Photography is hereby used as a tool, but often also becomes the subject. Can we use photography to go beyond the materiality of the processes that define the world? Can photography capture these processes? Can photography be a way to process and perform a series of mechanical or chemical operations in order to change or preserve these processes?
What about the latest photographic technologies in capturing and reproducing? What is their potential? Is 3D scanning and printing the logical next step in the developing history of photography?
In the long alchemist tradition, oppositions were always very important. In opposition to the newest and most advanced photographic technologies, Dries places one of the oldest and most basic natural processes: the transition of water from a solid to a liquid state.
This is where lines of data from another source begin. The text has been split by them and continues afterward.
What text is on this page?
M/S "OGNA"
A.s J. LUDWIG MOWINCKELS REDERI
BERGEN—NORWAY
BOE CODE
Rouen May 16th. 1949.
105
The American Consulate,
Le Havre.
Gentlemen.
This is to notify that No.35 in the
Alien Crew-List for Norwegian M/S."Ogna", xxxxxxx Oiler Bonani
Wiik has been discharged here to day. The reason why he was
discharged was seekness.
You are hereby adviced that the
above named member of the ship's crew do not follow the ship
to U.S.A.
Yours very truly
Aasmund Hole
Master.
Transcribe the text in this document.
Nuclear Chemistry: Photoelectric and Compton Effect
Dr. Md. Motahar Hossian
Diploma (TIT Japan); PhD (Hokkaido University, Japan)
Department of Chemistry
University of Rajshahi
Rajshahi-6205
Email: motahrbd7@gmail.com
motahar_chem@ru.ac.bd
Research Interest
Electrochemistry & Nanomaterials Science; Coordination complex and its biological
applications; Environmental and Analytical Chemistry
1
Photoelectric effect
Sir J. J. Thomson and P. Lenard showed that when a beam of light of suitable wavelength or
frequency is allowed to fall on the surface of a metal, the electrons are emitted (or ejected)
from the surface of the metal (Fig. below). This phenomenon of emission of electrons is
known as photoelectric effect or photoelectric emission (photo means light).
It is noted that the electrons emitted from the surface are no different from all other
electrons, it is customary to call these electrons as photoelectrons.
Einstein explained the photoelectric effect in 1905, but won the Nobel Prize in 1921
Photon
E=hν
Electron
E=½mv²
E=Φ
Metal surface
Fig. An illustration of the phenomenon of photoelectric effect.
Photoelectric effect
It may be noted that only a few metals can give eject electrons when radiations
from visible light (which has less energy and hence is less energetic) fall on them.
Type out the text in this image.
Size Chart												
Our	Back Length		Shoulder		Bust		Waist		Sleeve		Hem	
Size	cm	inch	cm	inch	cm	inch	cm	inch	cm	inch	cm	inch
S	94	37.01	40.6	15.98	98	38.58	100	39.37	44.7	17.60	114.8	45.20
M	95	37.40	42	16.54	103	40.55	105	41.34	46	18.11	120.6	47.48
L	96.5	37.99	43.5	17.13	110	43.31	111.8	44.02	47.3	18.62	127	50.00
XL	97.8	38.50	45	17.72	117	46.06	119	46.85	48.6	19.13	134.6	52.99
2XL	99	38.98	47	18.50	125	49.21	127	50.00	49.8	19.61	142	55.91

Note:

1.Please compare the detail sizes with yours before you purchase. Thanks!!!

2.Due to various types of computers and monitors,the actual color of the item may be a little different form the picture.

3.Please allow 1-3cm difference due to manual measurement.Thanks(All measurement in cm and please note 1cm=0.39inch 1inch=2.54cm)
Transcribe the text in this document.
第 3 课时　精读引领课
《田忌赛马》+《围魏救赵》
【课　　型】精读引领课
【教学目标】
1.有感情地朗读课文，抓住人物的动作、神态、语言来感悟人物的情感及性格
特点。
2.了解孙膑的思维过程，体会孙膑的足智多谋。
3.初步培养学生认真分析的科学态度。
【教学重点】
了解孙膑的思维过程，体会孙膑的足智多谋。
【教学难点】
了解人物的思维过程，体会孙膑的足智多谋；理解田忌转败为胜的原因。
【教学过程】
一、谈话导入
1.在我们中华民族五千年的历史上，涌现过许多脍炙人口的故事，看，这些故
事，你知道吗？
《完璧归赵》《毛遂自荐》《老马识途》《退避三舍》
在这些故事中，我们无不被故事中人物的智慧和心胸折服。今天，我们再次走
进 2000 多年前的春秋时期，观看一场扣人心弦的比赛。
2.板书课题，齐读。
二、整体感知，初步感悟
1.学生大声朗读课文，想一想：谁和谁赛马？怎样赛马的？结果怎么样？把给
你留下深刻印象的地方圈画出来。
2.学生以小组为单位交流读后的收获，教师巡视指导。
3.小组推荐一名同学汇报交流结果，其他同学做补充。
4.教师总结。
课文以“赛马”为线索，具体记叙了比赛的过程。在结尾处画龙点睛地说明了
Dries Lips (Ghent, 1983) studied architecture at the University of Ghent and in 2008 earned a master’s degree in Film and Visual Culture from the University of Antwerp. From 2010 to 2015 he studied Fine Arts photography at the Royal Academy of Fine Arts (Antwerp), St. Lucas Scholl of Arts, Antwerp, and Academy of Fine Arts, Ghent. In his personal projects, Dries tries to capture the inconceivable. He goes beyond the appearance of things by focussing on processes. Through this quest, Dries is also questioning the medium of photography. Can photography be a way to process processes? This topic is the subject of his master’s degree in Visual Arts at the St. Lucas School of Arts.